The Biggest Mystery In The Universe… Is In Your Head
Or is it? One theory argues that rather than just being a unique feature of human subjective experience, consciousness is a foundational element of the Universe, that is present in every particle and all physical matter. Panpsychism is now being taken increasingly seriously by neuroscientists and philosophers. The biggest rebuttal to panpsychism usually goes, “So, what, you’re arguing that rocks are conscious then?!”
Not really. Panpsychists don’t argue that every innate object is conscious. The argument is that every particle in existence has an unimaginably simple form of consciousness. These particles then come together to form more complex forms of consciousness. Given that the brain is the most complex structure that we know of in the Universe, it would make sense that the form of consciousness it produces is by far the richest.
Despite flaws, I think the theory has a lot to offer in our understanding of consciousness. It’s perhaps more credible than the materialist viewpoint, which argues that we somehow get consciousness from non-conscious physical things. Or the dualist viewpoint, which says consciousness is separate from physical matter (where the hell does it come from then?).
I don’t have all of the answers, obviously. Although, like many articles you see in newspapers and on the Internet, the title subtly implies that it will have the answer somewhere in it. It’s a good way to dupe chumps like you into reading things. The good news is that there is some utility in pondering the mystery of consciousness itself, or at least talking about it. In most social situations, any hint that a conversation is heading down this rabbit hole – usually from me – and someone will swiftly change the subject and talk about football. It’s perhaps only second to mortality as one of the ‘no go’ areas in acceptable Anglo-Saxon conversation topics.
It’s Time To Start Thinking About Consciousness
You should take away two major lessons from the riddle of consciousness. First, the quality of your conscious experience determines the quality of your life. The quality of your attention, the vitality of your senses, and mastery over your thoughts, are a much more important predictor of human happiness than the sensory inputs you put into your mind. You can be looking at the most beautiful beach in the world, smelling roses, and having your favourite meal. But if you’re being tormented by constant thinking, are not paying attention to the sensations of sight and taste, it won’t really matter. Meditation and mindfulness are a proven way to improve the quality of your mind.
Second, consider the mystery of consciousness as much as you can. If you force yourself, regularly, to think about how miraculous it is that you’re having any experience at all, it’s likely to put your daily worries and niggles into some much-needed perspective. Life will never be boring if you’re constantly grateful for the simple fact of being.

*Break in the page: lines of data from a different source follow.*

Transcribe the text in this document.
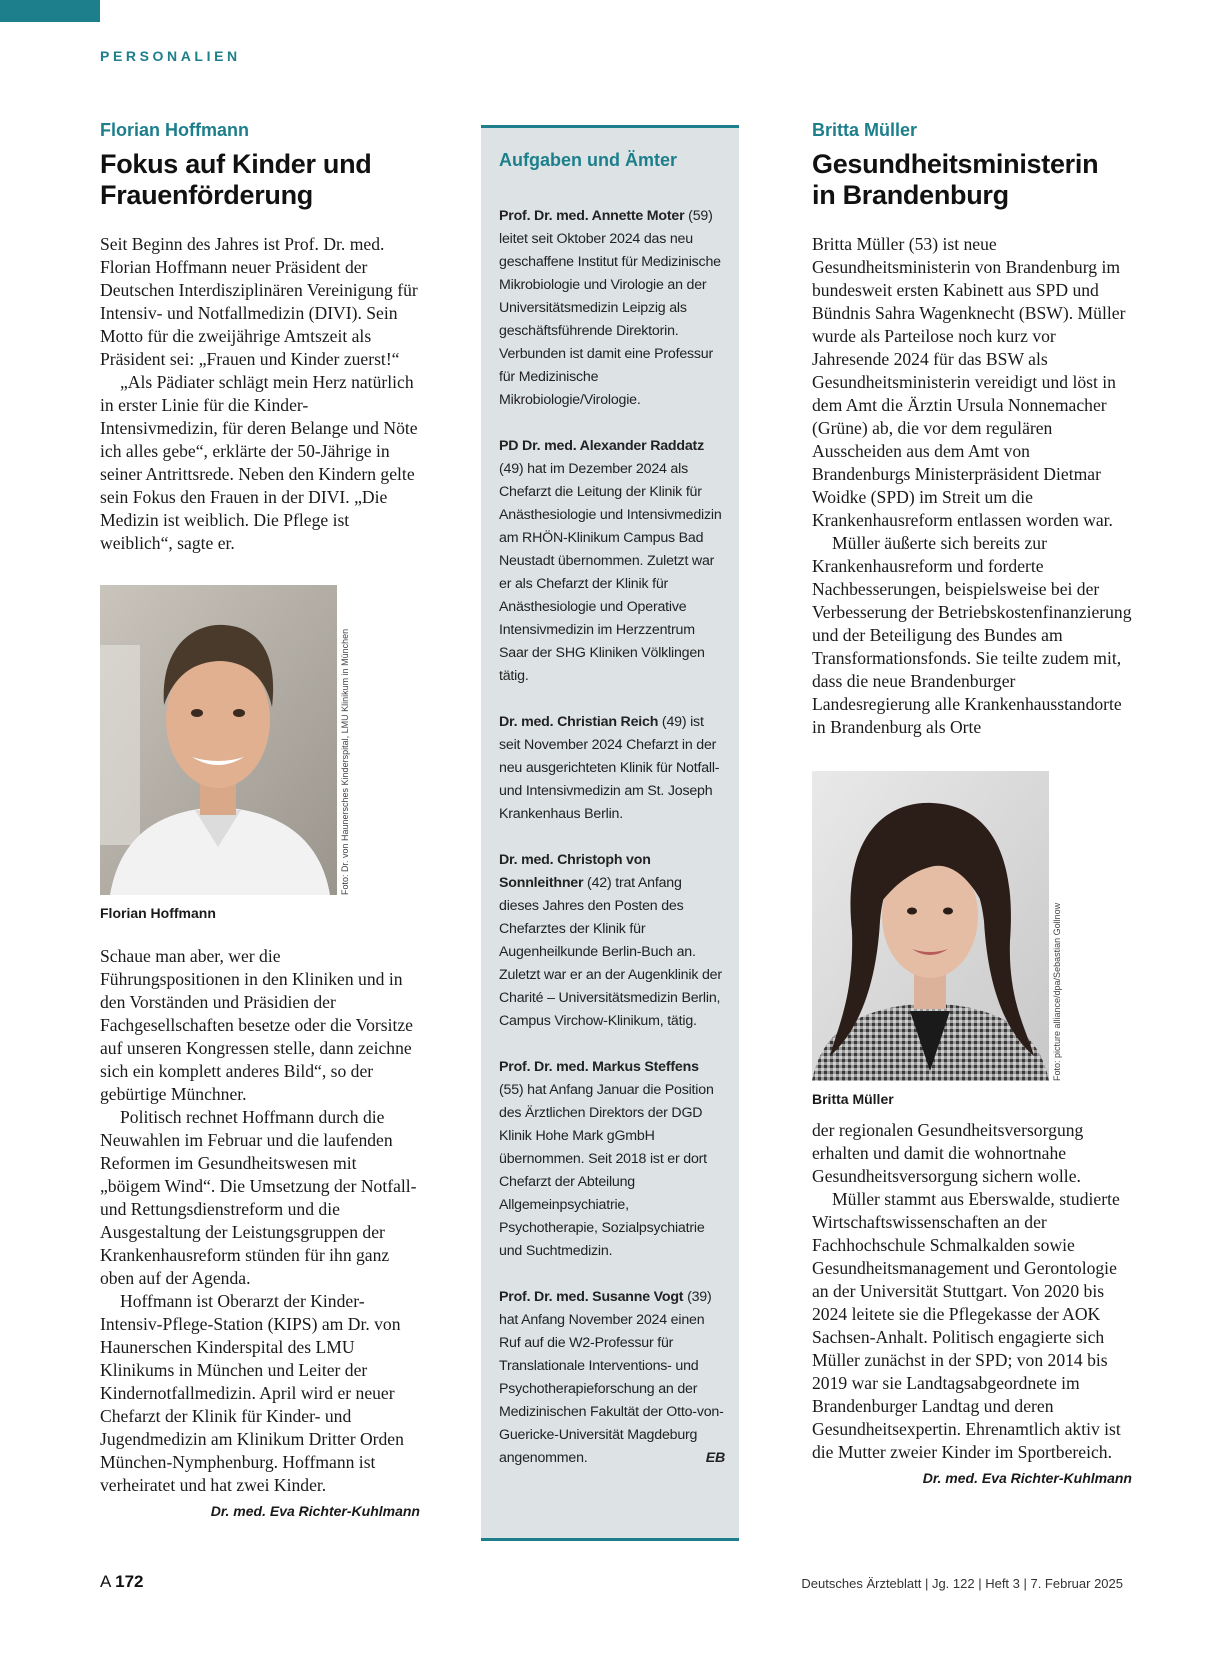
PERSONALIEN
Florian Hoffmann
Fokus auf Kinder und
Frauenförderung

Seit Beginn des Jahres ist Prof. Dr. med. Florian Hoffmann neuer Präsident der Deutschen Interdisziplinären Vereinigung für Intensiv- und Notfallmedizin (DIVI). Sein Motto für die zweijährige Amtszeit als Präsident sei: „Frauen und Kinder zuerst!“

„Als Pädiater schlägt mein Herz natürlich in erster Linie für die Kinder-Intensivmedizin, für deren Belange und Nöte ich alles gebe“, erklärte der 50-Jährige in seiner Antrittsrede. Neben den Kindern gelte sein Fokus den Frauen in der DIVI. „Die Medizin ist weiblich. Die Pflege ist weiblich“, sagte er.

Foto: Dr. von Haunersches Kinderspital, LMU Klinikum in München
Florian Hoffmann

Schaue man aber, wer die Führungspositionen in den Kliniken und in den Vorständen und Präsidien der Fachgesellschaften besetze oder die Vorsitze auf unseren Kongressen stelle, dann zeichne sich ein komplett anderes Bild“, so der gebürtige Münchner.

Politisch rechnet Hoffmann durch die Neuwahlen im Februar und die laufenden Reformen im Gesundheitswesen mit „böigem Wind“. Die Umsetzung der Notfall- und Rettungsdienstreform und die Ausgestaltung der Leistungsgruppen der Krankenhausreform stünden für ihn ganz oben auf der Agenda.

Hoffmann ist Oberarzt der Kinder-Intensiv-Pflege-Station (KIPS) am Dr. von Haunerschen Kinderspital des LMU Klinikums in München und Leiter der Kindernotfallmedizin. April wird er neuer Chefarzt der Klinik für Kinder- und Jugendmedizin am Klinikum Dritter Orden München-Nymphenburg. Hoffmann ist verheiratet und hat zwei Kinder.
Dr. med. Eva Richter-Kuhlmann

Aufgaben und Ämter
Prof. Dr. med. Annette Moter (59) leitet seit Oktober 2024 das neu geschaffene Institut für Medizinische Mikrobiologie und Virologie an der Universitätsmedizin Leipzig als geschäftsführende Direktorin. Verbunden ist damit eine Professur für Medizinische Mikrobiologie/Virologie.
PD Dr. med. Alexander Raddatz (49) hat im Dezember 2024 als Chefarzt die Leitung der Klinik für Anästhesiologie und Intensivmedizin am RHÖN-Klinikum Campus Bad Neustadt übernommen. Zuletzt war er als Chefarzt der Klinik für Anästhesiologie und Operative Intensivmedizin im Herzzentrum Saar der SHG Kliniken Völklingen tätig.
Dr. med. Christian Reich (49) ist seit November 2024 Chefarzt in der neu ausgerichteten Klinik für Notfall- und Intensivmedizin am St. Joseph Krankenhaus Berlin.
Dr. med. Christoph von Sonnleithner (42) trat Anfang dieses Jahres den Posten des Chefarztes der Klinik für Augenheilkunde Berlin-Buch an. Zuletzt war er an der Augenklinik der Charité – Universitätsmedizin Berlin, Campus Virchow-Klinikum, tätig.
Prof. Dr. med. Markus Steffens (55) hat Anfang Januar die Position des Ärztlichen Direktors der DGD Klinik Hohe Mark gGmbH übernommen. Seit 2018 ist er dort Chefarzt der Abteilung Allgemeinpsychiatrie, Psychotherapie, Sozialpsychiatrie und Suchtmedizin.
Prof. Dr. med. Susanne Vogt (39) hat Anfang November 2024 einen Ruf auf die W2-Professur für Translationale Interventions- und Psychotherapieforschung an der Medizinischen Fakultät der Otto-von-Guericke-Universität Magdeburg angenommen.	EB
Britta Müller
Gesundheitsministerin
in Brandenburg

Britta Müller (53) ist neue Gesundheitsministerin von Brandenburg im bundesweit ersten Kabinett aus SPD und Bündnis Sahra Wagenknecht (BSW). Müller wurde als Parteilose noch kurz vor Jahresende 2024 für das BSW als Gesundheitsministerin vereidigt und löst in dem Amt die Ärztin Ursula Nonnemacher (Grüne) ab, die vor dem regulären Ausscheiden aus dem Amt von Brandenburgs Ministerpräsident Dietmar Woidke (SPD) im Streit um die Krankenhausreform entlassen worden war.

Müller äußerte sich bereits zur Krankenhausreform und forderte Nachbesserungen, beispielsweise bei der Verbesserung der Betriebskostenfinanzierung und der Beteiligung des Bundes am Transformationsfonds. Sie teilte zudem mit, dass die neue Brandenburger Landesregierung alle Krankenhausstandorte in Brandenburg als Orte

Foto: picture alliance/dpa/Sebastian Gollnow
Britta Müller

der regionalen Gesundheitsversorgung erhalten und damit die wohnortnahe Gesundheitsversorgung sichern wolle.

Müller stammt aus Eberswalde, studierte Wirtschaftswissenschaften an der Fachhochschule Schmalkalden sowie Gesundheitsmanagement und Gerontologie an der Universität Stuttgart. Von 2020 bis 2024 leitete sie die Pflegekasse der AOK Sachsen-Anhalt. Politisch engagierte sich Müller zunächst in der SPD; von 2014 bis 2019 war sie Landtagsabgeordnete im Brandenburger Landtag und deren Gesundheitsexpertin. Ehrenamtlich aktiv ist die Mutter zweier Kinder im Sportbereich.
Dr. med. Eva Richter-Kuhlmann

A 172	Deutsches Ärzteblatt | Jg. 122 | Heft 3 | 7. Februar 2025
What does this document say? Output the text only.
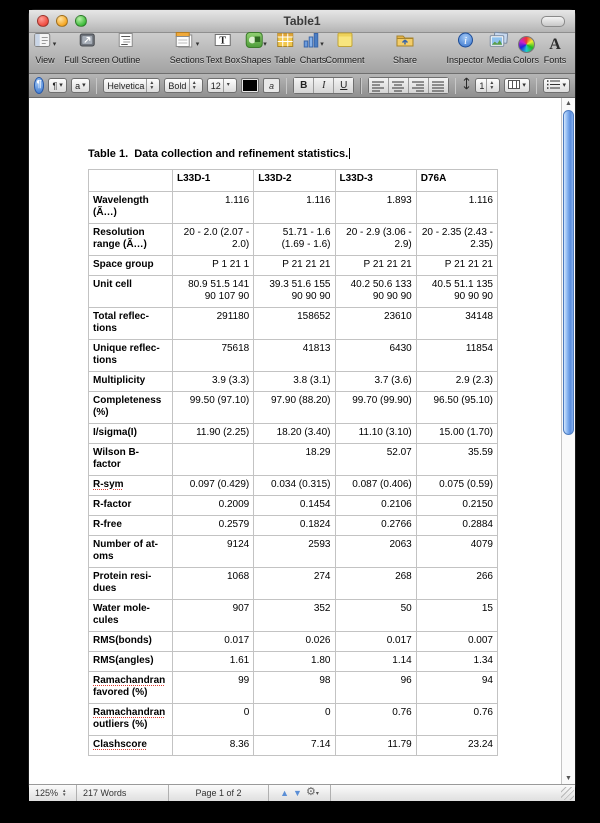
Table1
▾
View Full Screen Outline
▾
Sections
T
Text Box
▾
Shapes Table
▾
Charts Comment	Share
i
Inspector Media Colors
A
Fonts
¶ ¶ ▾ a ▾ Helvetica ▲
▼ Bold ▲
▼ 12 ▾	a	B	I	U	1 ▲
▼	▾	▾
Table 1.  Data collection and refinement statistics.
	L33D-1	L33D-2	L33D-3	D76A
Wavelength
(Ã…)	1.116	1.116	1.893	1.116
Resolution
range (Ã…)	20 - 2.0 (2.07 - 2.0)	51.71 - 1.6 (1.69 - 1.6)	20 - 2.9 (3.06 - 2.9)	20 - 2.35 (2.43 - 2.35)
Space group	P 1 21 1	P 21 21 21	P 21 21 21	P 21 21 21
Unit cell	80.9 51.5 141 90 107 90	39.3 51.6 155 90 90 90	40.2 50.6 133 90 90 90	40.5 51.1 135 90 90 90
Total reflec-
tions	291180	158652	23610	34148
Unique reflec-
tions	75618	41813	6430	11854
Multiplicity	3.9 (3.3)	3.8 (3.1)	3.7 (3.6)	2.9 (2.3)
Completeness
(%)	99.50 (97.10)	97.90 (88.20)	99.70 (99.90)	96.50 (95.10)
I/sigma(I)	11.90 (2.25)	18.20 (3.40)	11.10 (3.10)	15.00 (1.70)
Wilson B-
factor		18.29	52.07	35.59
R-sym	0.097 (0.429)	0.034 (0.315)	0.087 (0.406)	0.075 (0.59)
R-factor	0.2009	0.1454	0.2106	0.2150
R-free	0.2579	0.1824	0.2766	0.2884
Number of at-
oms	9124	2593	2063	4079
Protein resi-
dues	1068	274	268	266
Water mole-
cules	907	352	50	15
RMS(bonds)	0.017	0.026	0.017	0.007
RMS(angles)	1.61	1.80	1.14	1.34
Ramachandran
favored (%)	99	98	96	94
Ramachandran
outliers (%)	0	0	0.76	0.76
Clashscore	8.36	7.14	11.79	23.24
▲
▼
125% ▲
▼ 217 Words	Page 1 of 2	▲ ▼ ⚙▾
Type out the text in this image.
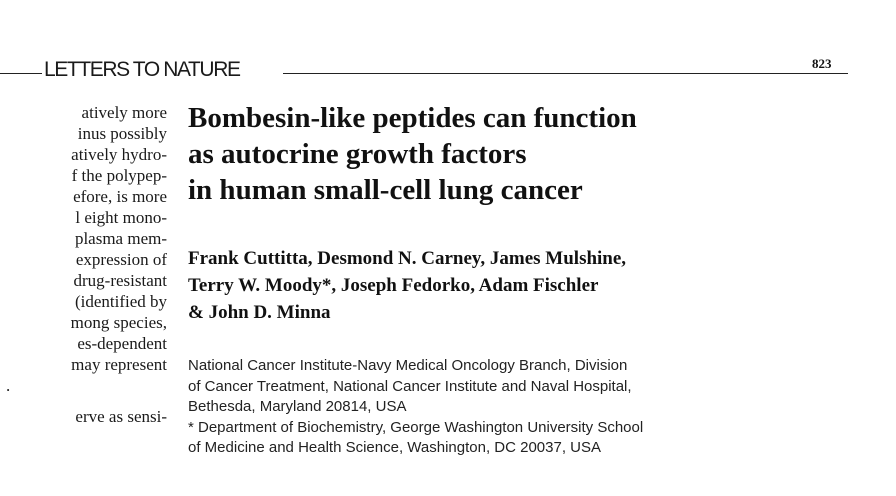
LETTERS TO NATURE	823
atively more
inus possibly
atively hydro-
f the polypep-
efore, is more
l eight mono-
plasma mem-
expression of
drug-resistant
(identified by
mong species,
es-dependent
may represent
.
erve as sensi-
Bombesin-like peptides can function
as autocrine growth factors
in human small-cell lung cancer
Frank Cuttitta, Desmond N. Carney, James Mulshine,
Terry W. Moody*, Joseph Fedorko, Adam Fischler
& John D. Minna
National Cancer Institute-Navy Medical Oncology Branch, Division
of Cancer Treatment, National Cancer Institute and Naval Hospital,
Bethesda, Maryland 20814, USA
* Department of Biochemistry, George Washington University School
of Medicine and Health Science, Washington, DC 20037, USA
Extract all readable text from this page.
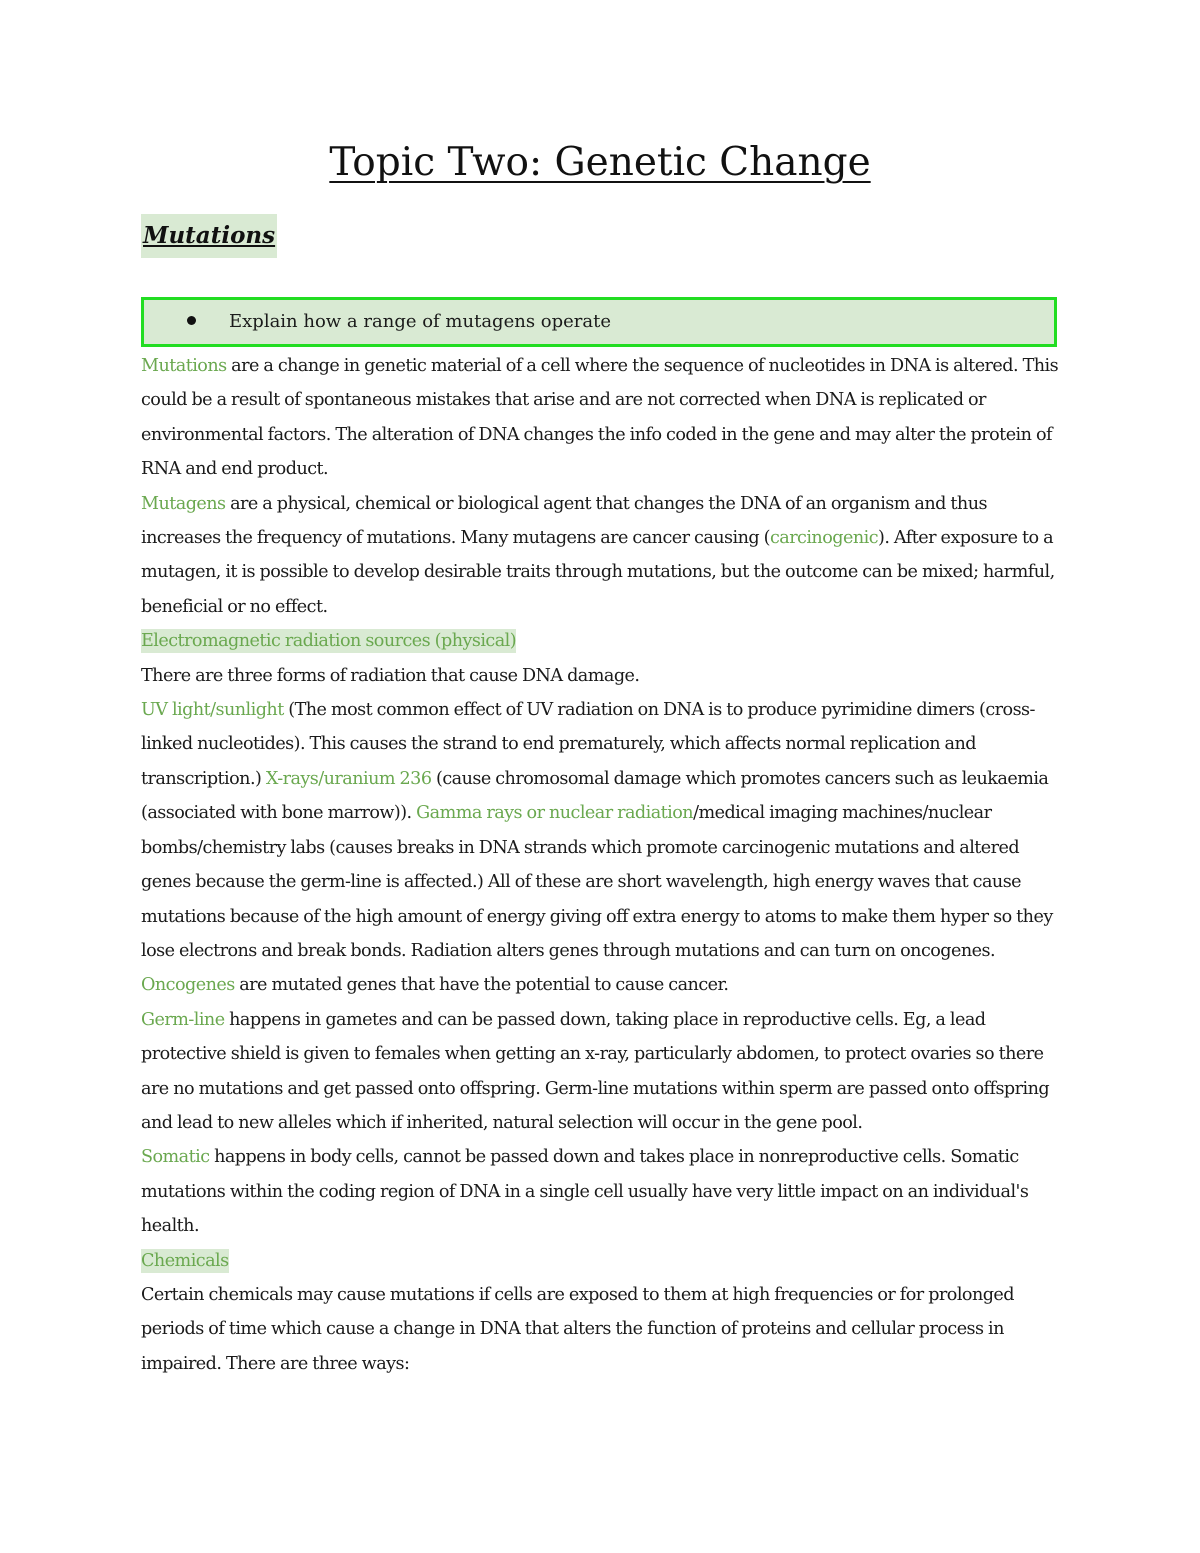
Topic Two: Genetic Change
Mutations
Explain how a range of mutagens operate

Mutations are a change in genetic material of a cell where the sequence of nucleotides in DNA is altered. This could be a result of spontaneous mistakes that arise and are not corrected when DNA is replicated or environmental factors. The alteration of DNA changes the info coded in the gene and may alter the protein of RNA and end product.

Mutagens are a physical, chemical or biological agent that changes the DNA of an organism and thus increases the frequency of mutations. Many mutagens are cancer causing (carcinogenic). After exposure to a mutagen, it is possible to develop desirable traits through mutations, but the outcome can be mixed; harmful, beneficial or no effect.

Electromagnetic radiation sources (physical)

There are three forms of radiation that cause DNA damage.

UV light/sunlight (The most common effect of UV radiation on DNA is to produce pyrimidine dimers (cross-linked nucleotides). This causes the strand to end prematurely, which affects normal replication and transcription.) X-rays/uranium 236 (cause chromosomal damage which promotes cancers such as leukaemia (associated with bone marrow)). Gamma rays or nuclear radiation/medical imaging machines/nuclear bombs/chemistry labs (causes breaks in DNA strands which promote carcinogenic mutations and altered genes because the germ-line is affected.) All of these are short wavelength, high energy waves that cause mutations because of the high amount of energy giving off extra energy to atoms to make them hyper so they lose electrons and break bonds. Radiation alters genes through mutations and can turn on oncogenes.

Oncogenes are mutated genes that have the potential to cause cancer.

Germ-line happens in gametes and can be passed down, taking place in reproductive cells. Eg, a lead protective shield is given to females when getting an x-ray, particularly abdomen, to protect ovaries so there are no mutations and get passed onto offspring. Germ-line mutations within sperm are passed onto offspring and lead to new alleles which if inherited, natural selection will occur in the gene pool.

Somatic happens in body cells, cannot be passed down and takes place in nonreproductive cells. Somatic mutations within the coding region of DNA in a single cell usually have very little impact on an individual's health.

Chemicals

Certain chemicals may cause mutations if cells are exposed to them at high frequencies or for prolonged periods of time which cause a change in DNA that alters the function of proteins and cellular process in impaired. There are three ways:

One estimate puts the chance of you existing at a cool one in ten to the power of 2,685,000. That’s right. The chance of you being alive is one out of ten, followed by 2,685,000 zeroes. This is the likelihood of all of your ancestors successfully reproducing in an unbroken line stretching back four billion years to single-celled organisms. Next time you moan about the tube being late or your football team losing, thank your lucky stars you can even have the conscious experience of these seemingly mundane annoyances.
4 Comments
Great work……
I want to know more about from where this consciousness comes
Haha, don’t we all. Glad you enjoyed it!
Loved reading this! Thanks for sharing your thoughts, both insightful and funny ?
Meditation, mindfulness and gratitude have been positive life changes for me that’s for sure.
I totally agree. Slow steps but life changing overall. Glad you enjoyed it!